Lupeol isolated from other plants has been reported to inhibit the growth of several types of bacteria, fungi, and viral species [14-20]. In the present study lupeol was isolated from C. macrostachyus stem bark by ethyl acetate extraction followed by silica gel column chromatography. The previous reports support our finding on antimicrobial activity of lupeol. In our study, it was the first time when lupeol was extracted from the stem bark of C. macrostachyus and showed broad antimicrobial activity against several important human pathogens E. coli, S. typhi, K. pneumoniae, and C. albicans with the novel finding against E. aerogenes and L. monocytogenes.

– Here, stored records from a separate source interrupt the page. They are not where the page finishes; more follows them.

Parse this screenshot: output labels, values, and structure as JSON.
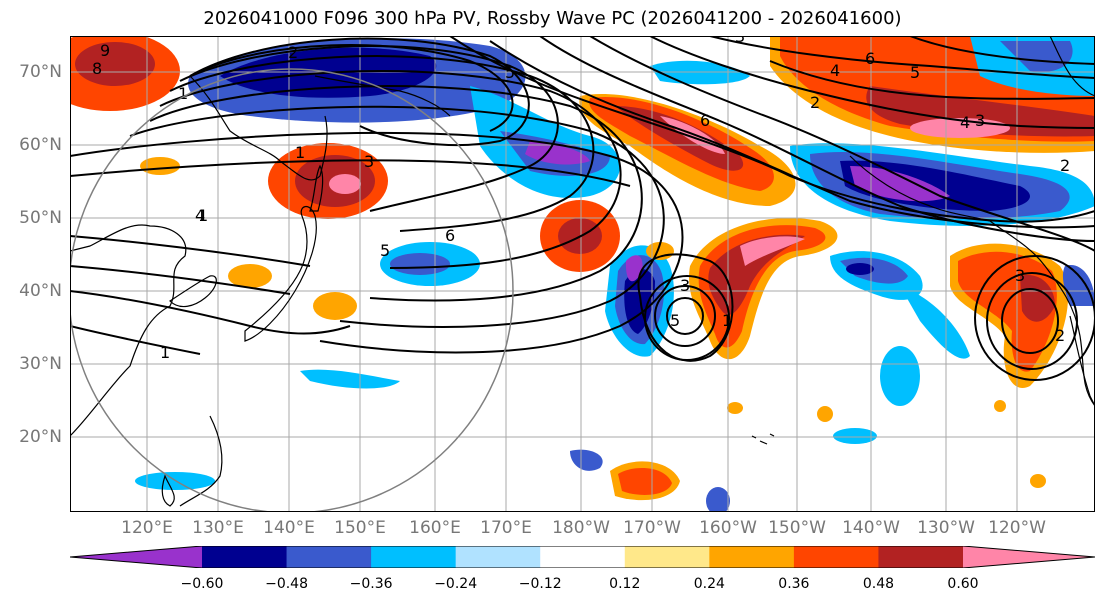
{
  "title": "2026041000 F096 300 hPa PV, Rossby Wave PC (2026041200 - 2026041600)",
  "lat_labels": [
    "70°N",
    "60°N",
    "50°N",
    "40°N",
    "30°N",
    "20°N"
  ],
  "lon_labels": [
    "120°E",
    "130°E",
    "140°E",
    "150°E",
    "160°E",
    "170°E",
    "180°W",
    "170°W",
    "160°W",
    "150°W",
    "140°W",
    "130°W",
    "120°W"
  ],
  "colorbar": {
    "ticks": [
      "−0.60",
      "−0.48",
      "−0.36",
      "−0.24",
      "−0.12",
      "0.12",
      "0.24",
      "0.36",
      "0.48",
      "0.60"
    ],
    "colors": [
      "#9932cc",
      "#000090",
      "#3a5acd",
      "#00bfff",
      "#b0e2ff",
      "#ffffff",
      "#ffe88a",
      "#ffa500",
      "#ff4500",
      "#b22222",
      "#ff85a8"
    ]
  },
  "contour_labels": [
    "1",
    "1",
    "1",
    "1",
    "1",
    "2",
    "2",
    "2",
    "2",
    "3",
    "3",
    "3",
    "3",
    "3",
    "4",
    "4",
    "4",
    "5",
    "5",
    "5",
    "5",
    "6",
    "6",
    "6",
    "8",
    "9"
  ],
  "colors": {
    "contour": "#000000",
    "grid": "#a9a9a9",
    "circle": "#808080"
  }
}
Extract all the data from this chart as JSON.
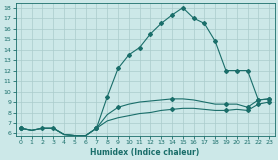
{
  "xlabel": "Humidex (Indice chaleur)",
  "bg_color": "#cce8e8",
  "grid_color": "#aacccc",
  "line_color": "#1a6e6a",
  "xlim_min": -0.5,
  "xlim_max": 23.5,
  "ylim_min": 5.8,
  "ylim_max": 18.4,
  "yticks": [
    6,
    7,
    8,
    9,
    10,
    11,
    12,
    13,
    14,
    15,
    16,
    17,
    18
  ],
  "xticks": [
    0,
    1,
    2,
    3,
    4,
    5,
    6,
    7,
    8,
    9,
    10,
    11,
    12,
    13,
    14,
    15,
    16,
    17,
    18,
    19,
    20,
    21,
    22,
    23
  ],
  "curve_main_x": [
    0,
    1,
    2,
    3,
    4,
    5,
    6,
    7,
    8,
    9,
    10,
    11,
    12,
    13,
    14,
    15,
    16,
    17,
    18,
    19,
    20,
    21,
    22,
    23
  ],
  "curve_main_y": [
    6.5,
    6.3,
    6.5,
    6.5,
    5.9,
    5.8,
    5.8,
    6.5,
    9.5,
    12.2,
    13.5,
    14.2,
    15.5,
    16.5,
    17.3,
    18.0,
    17.0,
    16.5,
    14.8,
    12.0,
    12.0,
    12.0,
    9.2,
    9.3
  ],
  "curve_mid_x": [
    0,
    1,
    2,
    3,
    4,
    5,
    6,
    7,
    8,
    9,
    10,
    11,
    12,
    13,
    14,
    15,
    16,
    17,
    18,
    19,
    20,
    21,
    22,
    23
  ],
  "curve_mid_y": [
    6.5,
    6.3,
    6.5,
    6.5,
    5.9,
    5.8,
    5.8,
    6.5,
    7.8,
    8.5,
    8.8,
    9.0,
    9.1,
    9.2,
    9.3,
    9.3,
    9.2,
    9.0,
    8.8,
    8.8,
    8.8,
    8.5,
    9.2,
    9.3
  ],
  "curve_low_x": [
    0,
    1,
    2,
    3,
    4,
    5,
    6,
    7,
    8,
    9,
    10,
    11,
    12,
    13,
    14,
    15,
    16,
    17,
    18,
    19,
    20,
    21,
    22,
    23
  ],
  "curve_low_y": [
    6.5,
    6.3,
    6.5,
    6.5,
    5.9,
    5.8,
    5.8,
    6.5,
    7.2,
    7.5,
    7.7,
    7.9,
    8.0,
    8.2,
    8.3,
    8.4,
    8.4,
    8.3,
    8.2,
    8.2,
    8.3,
    8.2,
    8.8,
    9.0
  ],
  "marker_main_x": [
    0,
    2,
    3,
    7,
    8,
    9,
    10,
    11,
    12,
    13,
    14,
    15,
    16,
    17,
    18,
    19,
    20,
    21,
    22,
    23
  ],
  "marker_main_y": [
    6.5,
    6.5,
    6.5,
    6.5,
    9.5,
    12.2,
    13.5,
    14.2,
    15.5,
    16.5,
    17.3,
    18.0,
    17.0,
    16.5,
    14.8,
    12.0,
    12.0,
    12.0,
    9.2,
    9.3
  ],
  "marker_mid_x": [
    0,
    7,
    9,
    14,
    19,
    21,
    22,
    23
  ],
  "marker_mid_y": [
    6.5,
    6.5,
    8.5,
    9.3,
    8.8,
    8.5,
    9.2,
    9.3
  ],
  "marker_low_x": [
    0,
    7,
    14,
    19,
    21,
    22,
    23
  ],
  "marker_low_y": [
    6.5,
    6.5,
    8.3,
    8.2,
    8.2,
    8.8,
    9.0
  ]
}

The present study gives scientific evidence for the use of the extracts and especially lupeol from C. macrostachyus stem bark as antimicrobial candidates against several human pathogens. They could be utilized as preventive agents in disinfectants or submitted to further process for drug or dietary supplement development. The provision of safe and effective traditional medicines could offer increasing access to health care [1]. Various studies have established that herbal medicines can be developed as safe, effective, and less costly alternatives to the current medicines to treat certain bacterial infections [21].